How to Optimize Your Life with the Power of Habits

We are what we repeatedly do. Excellence, then, is not an act, but a habit.

 – Will Durant

Are you seeking to make some positive changes in your life? Research proves that while motivation and willpower are necessary and helpful, they can only take you so far. They work well in the short term, but they wane over time. If the goal you are striving for is a more complex or long-term one (like losing weight), building habits that serve that goal is a more durable approach that leads to success.

Habits are the repetitive actions that guide how we live our lives, usually without conscious thought. Neuroscience tells us that our brains seek to conserve energy, and a powerful way to do that is through routines that become our habits. According to researchers at Duke University, habits account for about 40% of our behaviors on any given day!

By creating deliberate habits for your life, you eliminate the need to make choices that challenge your willpower, sap your motivation and use your mental energy. When you always do things a certain way, they become automated. You don’t have to spend any time or energy thinking about what to do next or making a decision that requires willpower or motivation.

Because habits are such an effective way of empowering behaviors, we are going to use Fresh Start February to discuss three science-based approaches to creating or changing habits.

Charles Duhigg opened the conversation around habits about a decade ago with his book the Power of Habit (though Stephen Covey’s book refers to habits, it is in a value-specific way, not so much a conceptual way). Using research and case studies, he offers a framework for understanding how habits work and a guide to experimenting with how they can be changed.

MIT researchers defined 3 stages that are critical in forming any habit: a cue, a routine and a reward. The reward satisfies the craving that was prompted by the cue. This is called the ‘Habit Loop’, and Duhigg outlines how these elements are the key to understanding why we do what we do.

His Golden Rule of Habit Change is that you cannot eliminate a bad habit, you can only change it. It is much easier to redirect the craving than to resist it. This is accomplished by discovering the cue and the reward so you can change the routine in a way that satisfies the craving in a more positive way.

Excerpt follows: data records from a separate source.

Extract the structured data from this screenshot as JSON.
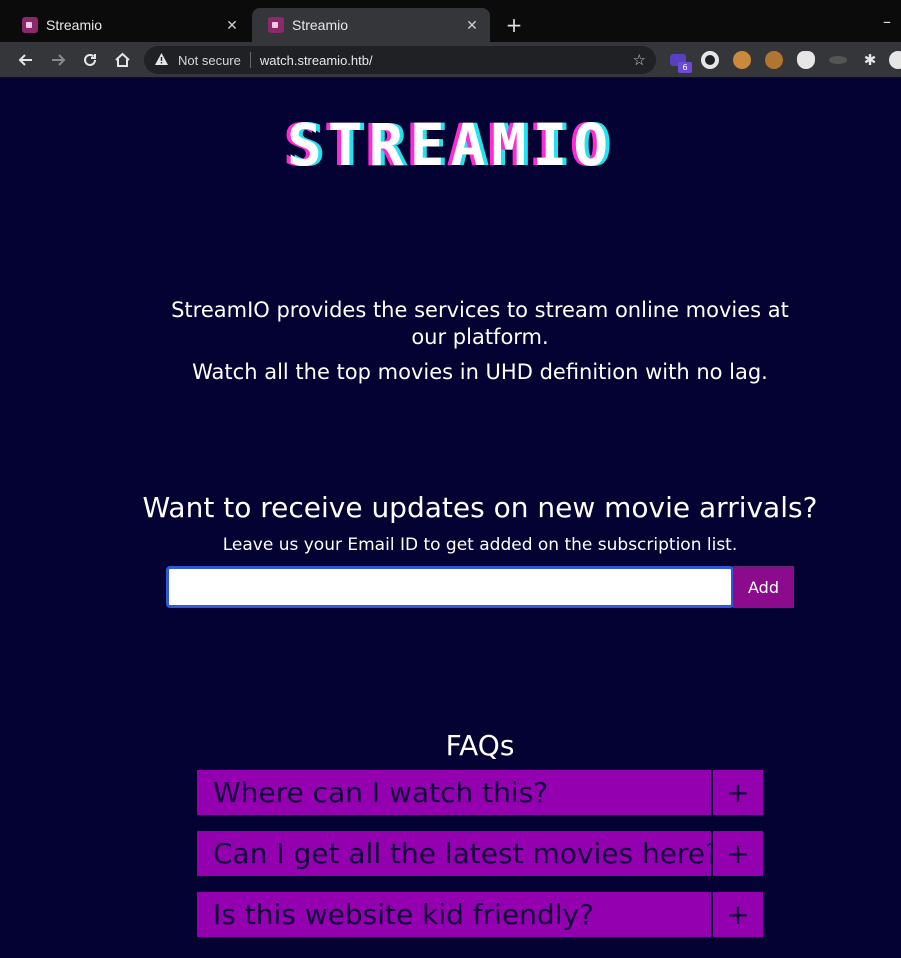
{
  "browser": {
    "tabs": [
      {
        "label": "Streamio",
        "active": false
      },
      {
        "label": "Streamio",
        "active": true
      }
    ],
    "new_tab_icon": "plus-icon",
    "security_label": "Not secure",
    "url": "watch.streamio.htb/",
    "extension_badge": "6"
  },
  "page": {
    "logo": "STREAMIO",
    "intro_line1": "StreamIO provides the services to stream online movies at our platform.",
    "intro_line2": "Watch all the top movies in UHD definition with no lag.",
    "subscribe": {
      "heading": "Want to receive updates on new movie arrivals?",
      "subtext": "Leave us your Email ID to get added on the subscription list.",
      "email_value": "",
      "button_label": "Add"
    },
    "faq": {
      "heading": "FAQs",
      "items": [
        {
          "question": "Where can I watch this?",
          "toggle": "+"
        },
        {
          "question": "Can I get all the latest movies here?",
          "toggle": "+"
        },
        {
          "question": "Is this website kid friendly?",
          "toggle": "+"
        }
      ]
    }
  },
  "colors": {
    "page_background": "#030233",
    "faq_accent": "#9400b0",
    "button_accent": "#8c0a8c",
    "logo_shadow_pink": "#ff2ad4",
    "logo_shadow_cyan": "#1ee3f0"
  }
}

When it comes to changing a habit (rather than creating a new one) he breaks the process down into 4 steps:

  1. Notice your routine

The routine is the most obvious aspect of the habit loop – it’s the behavior you want to change. Your goal is to identify how you go from a cue to following the routine that leads to the reward.

  1. What is your reward?

Every habit has a specific reason behind it. Rewards are powerful because they satisfy the craving. These cravings are often unconscious, so it’s important to identify the actual need that drives the behavior. To do this, adjust your habit so it delivers a different result. The goal here is to figure out why you follow the routine:

  • Is it from a need to fit in?
  • Are you bored?
  • Do you get an emotional charge?
  • Are you trying to relax?

Experiment to discover the underlying reason for why you follow a habit.

  1. Find your cue

Every habit starts with a trigger that tells your brain that you want a specific reward. Your goal is to identify the cue for every action. Duhigg says the most common cues are location, time, your emotional state, and other people. He suggests that you can gain a lot of insight into your cue by answering these 5 questions:

  • Where are you?
  • What time is it?
  • What’s your emotional state?
  • Who else is around?
  • What action preceded the urge?

Noting and keeping a record of these 5 answers every time you experience a habit cue is the first step towards making a lasting change.

  1. Create your plan

You can’t control the cue and you can’t change the craving the reward is satisfying. But you can change the routine by following a new plan of action (that provides the same reward) whenever you experience a cue. Use the information gained from the 5 questions you just answered to create your specific plan.

EXAMPLE:

Maybe you’re trying to change the habit of drinking a glass of wine every evening. In the research phase, you discovered this behavior is based on a need to relax after a stressful day. You also found that you get the same reward from doing yoga. Your new routine could be: At 8 PM every day (cue), I do yoga for at least 15 minutes (routine) because it relaxes me (reward).

Remember, a habit is a choice that we deliberately made at some point, then stop thinking about but continue doing. To re-engineer that formula, you need to make a choice again with a well-researched plan. Decide ahead of time what you’re going to do when you encounter the cue in order to reach the reward in a deliberate way.